Dilma, que teve dificuldades com setores religiosos durante a campanha, citou Deus em seus discursos: "Que Deus abençoe o Brasil e o povo brasileiro. Que todos nós juntos possamos construir um mundo de paz. Eu darei todo meu empenho para fazer com que as transformações dos últimos oito anos continuem, prossigam e se expandam", afirmou.
Coro, só para Lula
Momentos antes de passar a faixa presidencial a Dilma, Lula chegou ao saguão do Palácio do Planalto risonho. Cumprimentou ministros com tom debochado: "Juízo, meninos", repetiu. A mulher dele, Marisa Letícia, chorou ao abraçar amigas. Por pelo menos um minuto, os convidados entoaram o nome do agora ex-presidente. A nova ocupante do cargo não teve o nome gritado dentro do palácio nenhuma vez.

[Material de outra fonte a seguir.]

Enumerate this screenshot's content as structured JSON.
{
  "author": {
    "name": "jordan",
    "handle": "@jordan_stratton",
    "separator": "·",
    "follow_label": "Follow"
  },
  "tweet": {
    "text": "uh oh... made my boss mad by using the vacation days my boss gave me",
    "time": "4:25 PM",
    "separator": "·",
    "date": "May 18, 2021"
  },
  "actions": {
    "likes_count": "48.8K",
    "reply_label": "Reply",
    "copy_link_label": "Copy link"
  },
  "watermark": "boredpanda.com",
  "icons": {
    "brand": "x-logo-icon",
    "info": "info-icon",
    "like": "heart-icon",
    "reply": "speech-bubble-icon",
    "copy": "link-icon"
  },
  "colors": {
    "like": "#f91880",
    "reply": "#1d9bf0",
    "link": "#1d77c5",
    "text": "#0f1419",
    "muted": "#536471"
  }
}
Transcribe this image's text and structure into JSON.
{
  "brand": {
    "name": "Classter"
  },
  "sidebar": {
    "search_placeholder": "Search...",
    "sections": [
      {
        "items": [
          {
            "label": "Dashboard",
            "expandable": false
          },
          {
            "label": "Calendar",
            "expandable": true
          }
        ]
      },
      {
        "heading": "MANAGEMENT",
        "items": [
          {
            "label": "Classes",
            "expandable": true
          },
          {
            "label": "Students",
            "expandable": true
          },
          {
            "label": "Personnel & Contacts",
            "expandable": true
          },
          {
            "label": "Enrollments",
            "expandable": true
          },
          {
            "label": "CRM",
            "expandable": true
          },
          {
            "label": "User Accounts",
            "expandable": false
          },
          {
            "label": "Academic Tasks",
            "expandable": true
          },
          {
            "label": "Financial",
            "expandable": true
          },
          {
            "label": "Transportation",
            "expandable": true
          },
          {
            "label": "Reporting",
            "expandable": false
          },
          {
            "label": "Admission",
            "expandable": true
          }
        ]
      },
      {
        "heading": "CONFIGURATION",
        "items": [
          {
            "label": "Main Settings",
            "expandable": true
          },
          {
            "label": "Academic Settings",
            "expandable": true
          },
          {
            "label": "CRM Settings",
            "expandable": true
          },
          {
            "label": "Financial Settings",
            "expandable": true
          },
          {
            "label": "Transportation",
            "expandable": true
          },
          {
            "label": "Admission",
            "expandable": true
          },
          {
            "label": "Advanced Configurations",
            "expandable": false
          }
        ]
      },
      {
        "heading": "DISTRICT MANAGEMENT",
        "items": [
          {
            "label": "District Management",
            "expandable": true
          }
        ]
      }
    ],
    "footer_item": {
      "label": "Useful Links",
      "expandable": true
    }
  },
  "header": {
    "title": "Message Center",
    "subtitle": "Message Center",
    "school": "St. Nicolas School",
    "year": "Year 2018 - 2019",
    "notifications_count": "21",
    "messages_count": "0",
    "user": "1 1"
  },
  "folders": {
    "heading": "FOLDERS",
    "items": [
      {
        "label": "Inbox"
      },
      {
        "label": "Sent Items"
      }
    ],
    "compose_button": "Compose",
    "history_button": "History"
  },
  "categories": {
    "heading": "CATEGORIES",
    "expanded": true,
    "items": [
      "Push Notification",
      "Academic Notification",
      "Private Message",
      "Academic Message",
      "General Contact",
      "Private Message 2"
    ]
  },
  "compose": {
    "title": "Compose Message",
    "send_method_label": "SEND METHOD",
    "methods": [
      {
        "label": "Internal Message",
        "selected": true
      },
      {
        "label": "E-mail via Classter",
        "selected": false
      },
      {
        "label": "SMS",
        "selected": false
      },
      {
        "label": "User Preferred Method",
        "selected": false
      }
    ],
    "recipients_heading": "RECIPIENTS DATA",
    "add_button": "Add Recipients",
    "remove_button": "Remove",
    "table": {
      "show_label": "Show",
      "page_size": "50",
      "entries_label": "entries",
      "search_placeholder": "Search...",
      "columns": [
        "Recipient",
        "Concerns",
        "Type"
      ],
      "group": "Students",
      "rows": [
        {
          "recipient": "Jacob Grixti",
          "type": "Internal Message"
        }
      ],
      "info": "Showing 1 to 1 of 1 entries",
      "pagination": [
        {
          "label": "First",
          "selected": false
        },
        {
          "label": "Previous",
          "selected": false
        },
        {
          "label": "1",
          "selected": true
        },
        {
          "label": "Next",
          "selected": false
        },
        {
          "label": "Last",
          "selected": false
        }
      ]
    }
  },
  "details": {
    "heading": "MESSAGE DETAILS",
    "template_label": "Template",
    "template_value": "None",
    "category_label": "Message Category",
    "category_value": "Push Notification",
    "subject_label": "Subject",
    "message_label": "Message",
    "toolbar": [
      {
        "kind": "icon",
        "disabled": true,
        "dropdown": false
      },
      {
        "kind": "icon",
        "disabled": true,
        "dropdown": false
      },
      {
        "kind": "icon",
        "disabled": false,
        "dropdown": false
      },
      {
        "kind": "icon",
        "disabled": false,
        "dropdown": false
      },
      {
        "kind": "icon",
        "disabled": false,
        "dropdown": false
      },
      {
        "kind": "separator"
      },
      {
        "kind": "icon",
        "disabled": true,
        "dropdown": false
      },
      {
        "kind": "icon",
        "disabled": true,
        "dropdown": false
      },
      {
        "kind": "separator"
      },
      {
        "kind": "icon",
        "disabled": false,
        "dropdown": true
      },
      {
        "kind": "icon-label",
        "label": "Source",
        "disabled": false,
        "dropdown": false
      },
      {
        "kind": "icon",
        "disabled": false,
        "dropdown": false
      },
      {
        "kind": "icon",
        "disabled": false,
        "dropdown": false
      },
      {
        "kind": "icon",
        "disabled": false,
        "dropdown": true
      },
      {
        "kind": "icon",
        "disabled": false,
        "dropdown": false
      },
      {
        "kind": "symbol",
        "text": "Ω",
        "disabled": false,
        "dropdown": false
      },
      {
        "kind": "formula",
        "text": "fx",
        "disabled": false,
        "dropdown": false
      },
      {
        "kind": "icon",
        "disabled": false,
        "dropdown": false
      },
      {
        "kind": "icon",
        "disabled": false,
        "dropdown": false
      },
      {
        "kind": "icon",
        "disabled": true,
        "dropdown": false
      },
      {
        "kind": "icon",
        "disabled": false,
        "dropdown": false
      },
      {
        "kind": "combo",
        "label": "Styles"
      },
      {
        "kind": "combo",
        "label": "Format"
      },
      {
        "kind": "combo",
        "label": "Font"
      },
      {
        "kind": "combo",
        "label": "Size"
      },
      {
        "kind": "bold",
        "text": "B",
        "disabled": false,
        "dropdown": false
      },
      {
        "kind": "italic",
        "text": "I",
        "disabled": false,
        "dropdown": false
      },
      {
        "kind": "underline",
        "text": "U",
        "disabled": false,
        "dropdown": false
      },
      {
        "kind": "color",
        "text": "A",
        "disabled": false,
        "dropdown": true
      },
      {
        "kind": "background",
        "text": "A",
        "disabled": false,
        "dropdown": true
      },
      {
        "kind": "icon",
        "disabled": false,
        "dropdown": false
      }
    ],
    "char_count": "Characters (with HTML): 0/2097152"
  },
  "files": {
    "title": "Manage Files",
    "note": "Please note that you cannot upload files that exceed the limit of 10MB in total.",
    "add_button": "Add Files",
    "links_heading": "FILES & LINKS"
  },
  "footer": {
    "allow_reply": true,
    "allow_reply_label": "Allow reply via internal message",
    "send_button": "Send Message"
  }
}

Entre os convidados, estavam os ex-ministros-chefes da Casa Civil, Erenice Guerra e José Dirceu – ambos excluídos do governo anterior em escândalos de corrupção. Erenice é suspeita de tráfico de influência e nepotismo, enquanto Dirceu deixou o cargo ao ser indicado como articulador do mensalão. Os dois bateram palmas para Lula, que não chegou a cumprimentá-los ao sair do Palácio do Planalto.
Dilma e Lula se despediram no meio da pista que separa a rampa da Praça dos Três Poderes, onde milhares de pessoas assistiam à cerimônia. O ex-presidente passou cerca de cinco minutos cumprimentando populares, antes de se dirigir à Base Aérea de Brasília para retornar a São Paulo. Dilma subiu a rampa novamente ao lado de Temer. Já não havia coro por Lula nem quem a recebesse na entrada do Palácio.